This set of utilities shows how we can speed up traditional
POSIX filesystem workloads by using the power of parallel processing,
particularly in distributed filesystems where a single-threaded workload
often cannot fully exploit the available hardware.
To improve common utilities,
such as tar xf, cp -r, rsync -r, rm -rf, and many more,
we can exploit the fact that the user does not care
what order the files are processed,
as long as they are all processed when the command completes.
Furthermore, filesystems don't care whether you access files
in parallel or in series,
subject to directory existence constraints. Utilities are:
- parallel-rm-rf.py - delete directory tree by parallel subdirectory removal
- parallel-untar.py - unpack a tar archive in parallel
Subdirectories are assembled recursively starting from leaf directories so that
we can usually delete the directory after we have deleted its contents.
In cases where this is not possible (i.e. thread 1 deleting directory x
while thread 2 has not emptied directory x/y),
we postpone directory deletion and
let the threads processing the subdirectories
climb up the tree and attempt deletion of parent directories.
This climbing process terminates when we reach the top directory or
when we reach a non-empty parent directory.
The first implementation suffered from
the non-parallelized collection of a subdirectory list.
It has been improved by making the subdirectory list collection
concurrent with the removal process,
by continuously feeding directories from the outer edge of the tree
(leaf nodes) to deletion threads,
then their parents, and so on.
This is done using a recursive python generator, like this:
def find_subdirs(d):
entries = os.listdir(d)
for e in entries:
entry_path = os.path.join(d, e)
if (not os.path.islink(entry_path)) and os.path.isdir(entry_path):
for subd in find_subdirs(entry_path):
yield subd
yield d
This utility leverages python tar module to extract from a tar file. Unfortunately we have to read the tar file multiple times to get multiple threads unpacking it, but in cases where there is a small average file size (say < 1 MB), this is not a problem, because overhead of small-file creation far exceeds cost of re-reading the tar archive.
This section is just background info on the problem which this utility and similar software is solving.
Linux utilities such as tar were written up to 40 years ago
and are typically single-threaded.
At this point the risk of breaking existing applications
due to re-engineering of these utilities is far greater
than the perceived benefit of doing so,
since they work fine for non-distributed filesystems.
But there is no reason why we can't implement new utilities that are compatible with
the old utilities' on-disk format, but have the desired parallelism.
So why is single-threadedness an issue at all? Why can't we just use client-side caching?
Linux filesystems are typically POSIX-compliant or attempting to be POSIX compliant.
But the POSIX standard mandates certain behavior around
persistence and visibility of metadata changes
such as file creates, deletes and renames.
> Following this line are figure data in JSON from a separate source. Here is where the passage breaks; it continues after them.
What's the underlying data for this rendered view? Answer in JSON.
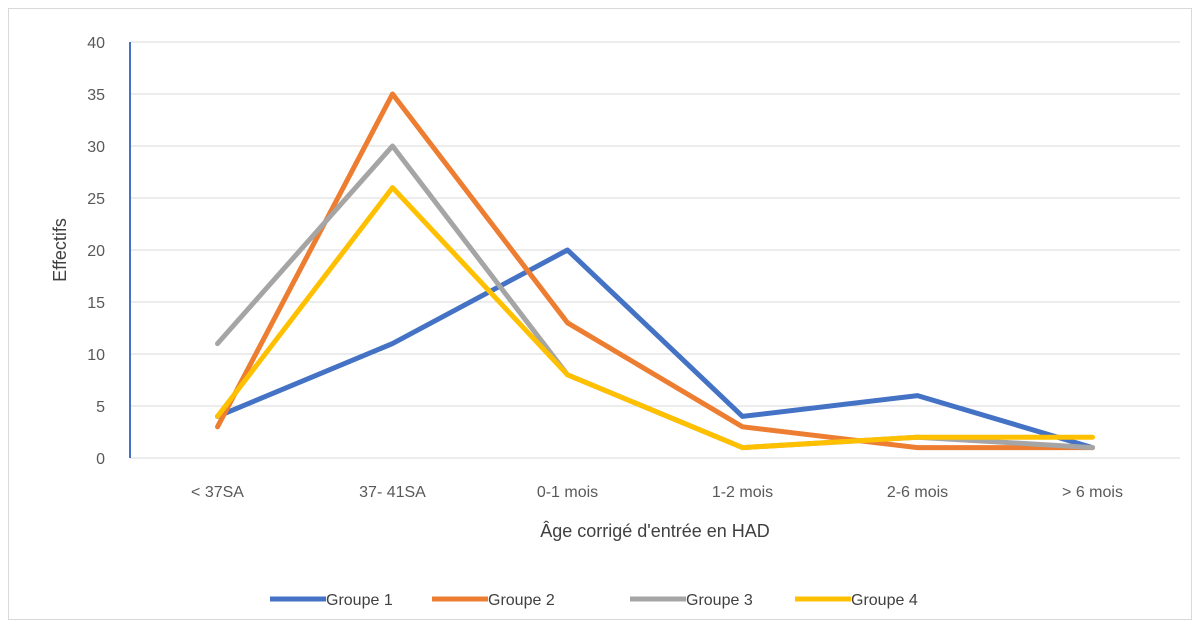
{
  "chart_data": {
    "type": "line",
    "xlabel": "Âge corrigé d'entrée en HAD",
    "ylabel": "Effectifs",
    "categories": [
      "< 37SA",
      "37- 41SA",
      "0-1 mois",
      "1-2 mois",
      "2-6 mois",
      "> 6 mois"
    ],
    "ylim": [
      0,
      40
    ],
    "yticks": [
      0,
      5,
      10,
      15,
      20,
      25,
      30,
      35,
      40
    ],
    "grid": true,
    "legend_position": "bottom",
    "series": [
      {
        "name": "Groupe 1",
        "color": "#4472C4",
        "values": [
          4,
          11,
          20,
          4,
          6,
          1
        ]
      },
      {
        "name": "Groupe 2",
        "color": "#ED7D31",
        "values": [
          3,
          35,
          13,
          3,
          1,
          1
        ]
      },
      {
        "name": "Groupe 3",
        "color": "#A5A5A5",
        "values": [
          11,
          30,
          8,
          1,
          2,
          1
        ]
      },
      {
        "name": "Groupe 4",
        "color": "#FFC000",
        "values": [
          4,
          26,
          8,
          1,
          2,
          2
        ]
      }
    ]
  }
}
For a distributed filesystem such as Gluster to implement this behavior,
transactions must be performed between client and server
to commit changes to persistent storage,
and changes have to become visible on all clients.
In some cases, such as a file create, multiple transactions are required.
By the way, One of the attractive features of object storage
is that multiple transactions are NOT required,
but object-store functionality is a subset of POSIX functionality and therefore
existing applications can't always be implemented easily on top of object storage.
We could get rid of this transactional behavior by relaxing POSIX constraints,
but this has consequences to applications.
For example, suppose that we relax the constraint that
the file must persistently exist and be visible to all clients
after the creat() system call completes.
If we relax this rule, then the client can batch creates and
radically improve performance in some cases, but what if
2 clients try to create the same file at the same time?
Unfortunately neither client will return EEXIST to the caller,
but one of the clients will discover at some later time that
it cannot write or do other things to the file because
it was already created by some other client.
There is no reasonable way to tell the the application the bad news at this point,
since a POSIX application does not expect
to get EEXIST back from a write() call or a close() call, for example.
Continuing with our example of creat() system call,
in situations where only one process at a time is accessing a directory,
the client could lock the directory and then rely on the directory contents cached in the client
to process creat() system calls, allowing batching of create requests to the server.
This may well be the best solution.
But the risk here is that if the client crashes,
then the files created up to that point and not sent to the server will not exist.
This could be overcome by allowing the client app to use fsync() on the directory
to control when the files truly become persistent.
However, other clients will not see the files
until the files are committed to the server,
hence violating POSIX semantics again.
Perhaps such a feature would be best done as a mount option,
where the user takes responsibility for ensuring that it is safe
to perform these optimizations for the specific workload being run.